There could also be implications for the VAT treatment of supplies you make which consist of insurance transactions with other goods or services, this is explained in paragraph 4.6.

3. VAT and particular supplies of insurance

3.1 The purpose of this section

The guidance in the previous section should be enough in most circumstances to allow you to determine whether something is or is not within the exemption as an insurance transaction. But there’s some areas where the nature of either the supply, or supplier, or both could lead to uncertainty and this section gives guidance on areas where we know difficulty may occur.

3.2 Supplies by Friendly Societies

Friendly Societies are organisations registered under the FSMA. Their main purpose is to provide insurance against distress in the event of:

  • accident
  • sickness
  • old age
  • widowhood

They’re not for profit, membership organisations. Their insurance capital is provided by subscriptions from members.
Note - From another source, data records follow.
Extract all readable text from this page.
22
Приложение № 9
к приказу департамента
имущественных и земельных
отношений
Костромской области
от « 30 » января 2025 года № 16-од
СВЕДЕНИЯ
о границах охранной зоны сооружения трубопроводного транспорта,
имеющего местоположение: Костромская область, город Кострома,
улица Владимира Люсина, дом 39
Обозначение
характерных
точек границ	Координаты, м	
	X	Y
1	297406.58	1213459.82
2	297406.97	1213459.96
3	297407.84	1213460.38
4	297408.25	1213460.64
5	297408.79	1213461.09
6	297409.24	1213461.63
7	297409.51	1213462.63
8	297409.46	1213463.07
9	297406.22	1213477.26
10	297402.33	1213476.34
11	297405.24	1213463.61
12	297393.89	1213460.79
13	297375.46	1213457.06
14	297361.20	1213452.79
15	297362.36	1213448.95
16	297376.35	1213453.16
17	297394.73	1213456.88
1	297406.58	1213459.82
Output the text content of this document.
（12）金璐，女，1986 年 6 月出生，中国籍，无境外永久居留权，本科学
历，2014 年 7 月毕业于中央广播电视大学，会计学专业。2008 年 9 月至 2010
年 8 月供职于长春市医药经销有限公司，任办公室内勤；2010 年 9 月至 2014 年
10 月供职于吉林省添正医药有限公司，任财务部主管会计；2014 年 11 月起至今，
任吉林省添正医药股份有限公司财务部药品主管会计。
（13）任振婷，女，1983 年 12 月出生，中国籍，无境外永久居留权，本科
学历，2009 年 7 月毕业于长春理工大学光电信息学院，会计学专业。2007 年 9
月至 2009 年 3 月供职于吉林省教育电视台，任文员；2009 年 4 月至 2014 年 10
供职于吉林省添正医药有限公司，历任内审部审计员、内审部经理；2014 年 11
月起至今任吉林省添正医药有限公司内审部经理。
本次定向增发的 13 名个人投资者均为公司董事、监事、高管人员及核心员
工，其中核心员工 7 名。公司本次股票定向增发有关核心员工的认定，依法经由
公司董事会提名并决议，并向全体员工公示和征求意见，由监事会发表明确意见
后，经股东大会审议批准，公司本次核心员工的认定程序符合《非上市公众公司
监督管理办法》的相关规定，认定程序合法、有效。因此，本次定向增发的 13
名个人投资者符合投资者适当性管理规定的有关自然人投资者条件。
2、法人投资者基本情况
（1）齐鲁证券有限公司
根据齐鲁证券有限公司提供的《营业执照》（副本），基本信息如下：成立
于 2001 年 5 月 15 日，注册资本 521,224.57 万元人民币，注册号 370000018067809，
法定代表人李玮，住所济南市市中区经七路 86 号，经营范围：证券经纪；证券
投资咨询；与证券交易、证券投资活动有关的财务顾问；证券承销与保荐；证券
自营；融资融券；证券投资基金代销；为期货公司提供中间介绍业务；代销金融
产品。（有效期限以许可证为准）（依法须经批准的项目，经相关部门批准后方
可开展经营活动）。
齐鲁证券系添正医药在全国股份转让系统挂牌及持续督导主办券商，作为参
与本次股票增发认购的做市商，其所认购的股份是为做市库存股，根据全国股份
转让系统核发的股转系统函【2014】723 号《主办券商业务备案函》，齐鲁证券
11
Where these subscriptions relate solely to the provision of insurance they’re exempt from VAT. If the subscription also covers other goods and services, the part of the subscription relating to those other supplies will not be exempt as insurance but may qualify for VAT relief elsewhere, for example, under the exemption which covers certain supplies relating to health and welfare.

More information on when subscriptions are exempt in their own right and the rules on the apportionment of subscriptions when both taxable and exempt benefits are supplied can be found in Clubs and associations’ VAT responsibilities (VAT Notice 701/5).

3.3 Supplies by medical and welfare funds

Subscriptions to a medical or welfare fund which is not a Friendly Society, mentioned in paragraph 3.2, but it provides specified non discretionary benefits in the event of, things like, illness or accidents are exempt from VAT as insurance. Employers often operate this type of funds for the benefit of their employees. Under such schemes, the employee has a legal right or entitlement to a benefit on the occurrence of a specified event.

A scheme would not amount to insurance, but where benefits are not specified and the amounts paid out are entirely at the discretion of the persons controlling the fund. If this is the case, the subscriptions may qualify as donations and be outside the scope of VAT because they’re not consideration for any supply.